The feeling of forgetting a word just before you say it or write it has got to be in the top 10 most low-key annoying things to happen to a person on a regular basis. Okay, so losing your keys is probably more of a problem in the long run, but failing to remember a word that was JUST IN YOUR HEAD TWO SECONDS AGO cannot be beaten for frustration levels. It just can’t.
Scientists call this – extremely scientifically – “tip of the tongue phenomenon”, and a new study in JSTOR Daily has sought to understand it a little better. Linguist Chi Luu, who authored the paper, describes losing a word as being a failure in “encoding language”.
“Words are not atomic units as is sometimes assumed,” she said. “Lexical retrieval is made up of layers accessed in sequence, so that in forming our thoughts, we choose the right semantics and encode the syntax of what we want to say before we even begin to say it. The final layer is articulating a word’s phonology, but in a tip of the tongue state, that encoding breaks down.” Basically: you know exactly what you want to say, you just have absolutely no idea how to say it.

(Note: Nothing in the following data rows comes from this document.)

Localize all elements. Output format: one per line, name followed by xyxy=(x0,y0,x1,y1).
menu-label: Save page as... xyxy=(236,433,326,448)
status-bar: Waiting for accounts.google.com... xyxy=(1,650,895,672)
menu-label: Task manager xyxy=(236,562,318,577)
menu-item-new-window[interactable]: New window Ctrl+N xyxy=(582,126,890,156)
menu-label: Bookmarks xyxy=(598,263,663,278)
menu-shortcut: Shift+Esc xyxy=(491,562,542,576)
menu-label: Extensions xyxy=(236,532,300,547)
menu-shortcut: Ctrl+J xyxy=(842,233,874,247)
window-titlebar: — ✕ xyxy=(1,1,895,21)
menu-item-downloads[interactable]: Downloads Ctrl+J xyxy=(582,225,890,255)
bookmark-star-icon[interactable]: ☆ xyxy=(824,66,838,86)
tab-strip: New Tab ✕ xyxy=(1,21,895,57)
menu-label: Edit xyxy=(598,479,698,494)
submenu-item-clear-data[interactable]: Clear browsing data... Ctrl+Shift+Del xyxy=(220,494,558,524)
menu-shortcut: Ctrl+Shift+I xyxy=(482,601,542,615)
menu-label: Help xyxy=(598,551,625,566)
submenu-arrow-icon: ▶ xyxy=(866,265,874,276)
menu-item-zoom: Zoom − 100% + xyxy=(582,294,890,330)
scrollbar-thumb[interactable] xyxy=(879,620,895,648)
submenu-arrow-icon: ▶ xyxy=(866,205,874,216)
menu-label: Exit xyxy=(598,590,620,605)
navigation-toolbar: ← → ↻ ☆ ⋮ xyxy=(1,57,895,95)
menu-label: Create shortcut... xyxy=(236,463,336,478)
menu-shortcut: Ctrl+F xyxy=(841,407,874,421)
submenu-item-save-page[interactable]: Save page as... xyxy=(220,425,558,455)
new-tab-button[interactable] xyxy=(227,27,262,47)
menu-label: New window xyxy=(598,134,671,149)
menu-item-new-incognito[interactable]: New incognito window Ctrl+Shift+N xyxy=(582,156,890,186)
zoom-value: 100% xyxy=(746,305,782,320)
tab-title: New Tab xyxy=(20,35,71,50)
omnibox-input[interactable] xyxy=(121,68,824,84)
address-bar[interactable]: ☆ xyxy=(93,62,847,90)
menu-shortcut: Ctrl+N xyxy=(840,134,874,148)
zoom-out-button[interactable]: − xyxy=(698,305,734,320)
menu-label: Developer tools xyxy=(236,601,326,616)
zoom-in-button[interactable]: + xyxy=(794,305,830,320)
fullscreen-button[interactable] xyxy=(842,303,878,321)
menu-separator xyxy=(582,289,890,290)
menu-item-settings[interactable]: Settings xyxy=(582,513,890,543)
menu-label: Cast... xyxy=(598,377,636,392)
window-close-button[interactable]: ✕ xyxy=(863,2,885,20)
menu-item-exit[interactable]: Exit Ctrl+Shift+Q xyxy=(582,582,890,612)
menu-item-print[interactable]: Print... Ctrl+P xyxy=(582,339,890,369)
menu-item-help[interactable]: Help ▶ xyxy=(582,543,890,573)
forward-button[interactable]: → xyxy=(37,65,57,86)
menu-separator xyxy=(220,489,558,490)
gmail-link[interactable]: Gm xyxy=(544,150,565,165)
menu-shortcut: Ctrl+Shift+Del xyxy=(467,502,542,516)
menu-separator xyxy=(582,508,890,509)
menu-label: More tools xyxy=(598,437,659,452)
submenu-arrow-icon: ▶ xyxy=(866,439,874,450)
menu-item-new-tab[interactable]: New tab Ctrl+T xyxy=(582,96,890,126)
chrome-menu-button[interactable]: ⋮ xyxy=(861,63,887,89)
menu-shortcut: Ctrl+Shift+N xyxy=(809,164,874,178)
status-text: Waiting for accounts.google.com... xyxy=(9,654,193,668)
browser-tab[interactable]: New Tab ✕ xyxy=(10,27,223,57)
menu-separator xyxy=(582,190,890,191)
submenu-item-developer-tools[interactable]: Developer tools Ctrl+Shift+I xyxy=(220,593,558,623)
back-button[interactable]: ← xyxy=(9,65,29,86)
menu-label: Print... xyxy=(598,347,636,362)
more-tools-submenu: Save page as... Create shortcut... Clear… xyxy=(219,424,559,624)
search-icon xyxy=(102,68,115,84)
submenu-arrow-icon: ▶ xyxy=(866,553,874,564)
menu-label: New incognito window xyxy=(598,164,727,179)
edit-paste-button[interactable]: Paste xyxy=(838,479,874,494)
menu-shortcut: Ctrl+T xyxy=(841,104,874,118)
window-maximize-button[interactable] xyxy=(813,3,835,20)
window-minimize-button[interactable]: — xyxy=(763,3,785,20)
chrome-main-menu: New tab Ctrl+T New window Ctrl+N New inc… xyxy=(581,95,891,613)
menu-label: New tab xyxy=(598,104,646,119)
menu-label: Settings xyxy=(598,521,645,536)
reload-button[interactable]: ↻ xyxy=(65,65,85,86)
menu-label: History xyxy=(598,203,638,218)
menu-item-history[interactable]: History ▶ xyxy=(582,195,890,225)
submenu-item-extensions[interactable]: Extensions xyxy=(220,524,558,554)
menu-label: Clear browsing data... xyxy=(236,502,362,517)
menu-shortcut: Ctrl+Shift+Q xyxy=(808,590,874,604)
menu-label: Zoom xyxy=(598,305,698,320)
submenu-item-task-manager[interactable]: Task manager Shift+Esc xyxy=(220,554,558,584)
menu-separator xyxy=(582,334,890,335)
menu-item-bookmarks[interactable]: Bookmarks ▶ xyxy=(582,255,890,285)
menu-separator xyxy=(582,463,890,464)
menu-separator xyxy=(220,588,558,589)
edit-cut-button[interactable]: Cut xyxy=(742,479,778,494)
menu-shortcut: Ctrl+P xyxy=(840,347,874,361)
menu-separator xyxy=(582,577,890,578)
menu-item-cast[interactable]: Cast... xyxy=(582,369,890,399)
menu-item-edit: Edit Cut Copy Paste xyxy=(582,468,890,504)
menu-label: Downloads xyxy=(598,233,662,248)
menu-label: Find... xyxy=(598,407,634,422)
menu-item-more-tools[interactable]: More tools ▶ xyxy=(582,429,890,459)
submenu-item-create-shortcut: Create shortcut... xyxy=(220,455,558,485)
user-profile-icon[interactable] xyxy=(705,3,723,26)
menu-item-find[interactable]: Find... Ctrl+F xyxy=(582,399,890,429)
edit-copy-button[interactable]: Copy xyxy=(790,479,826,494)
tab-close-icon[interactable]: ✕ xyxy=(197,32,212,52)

The study also suggests that forgetting one word is bad news because that makes it far more likely to happen again – with the same word.
There is a potential way of getting round this, however – though you will have to enlist the help of a less forgetful friend. They should “gently nudge you” towards the word you were thinking of by giving you hints. They shouldn’t, apparently, just tell you the word, because that doesn’t help with the recoding element of the phenomenon.
Unfortunately, this does mean that your conversational partner actually has to know what the fuck you’re talking about. Good news for people who are friends with literal Mystic Meg: bad news for the rest of us.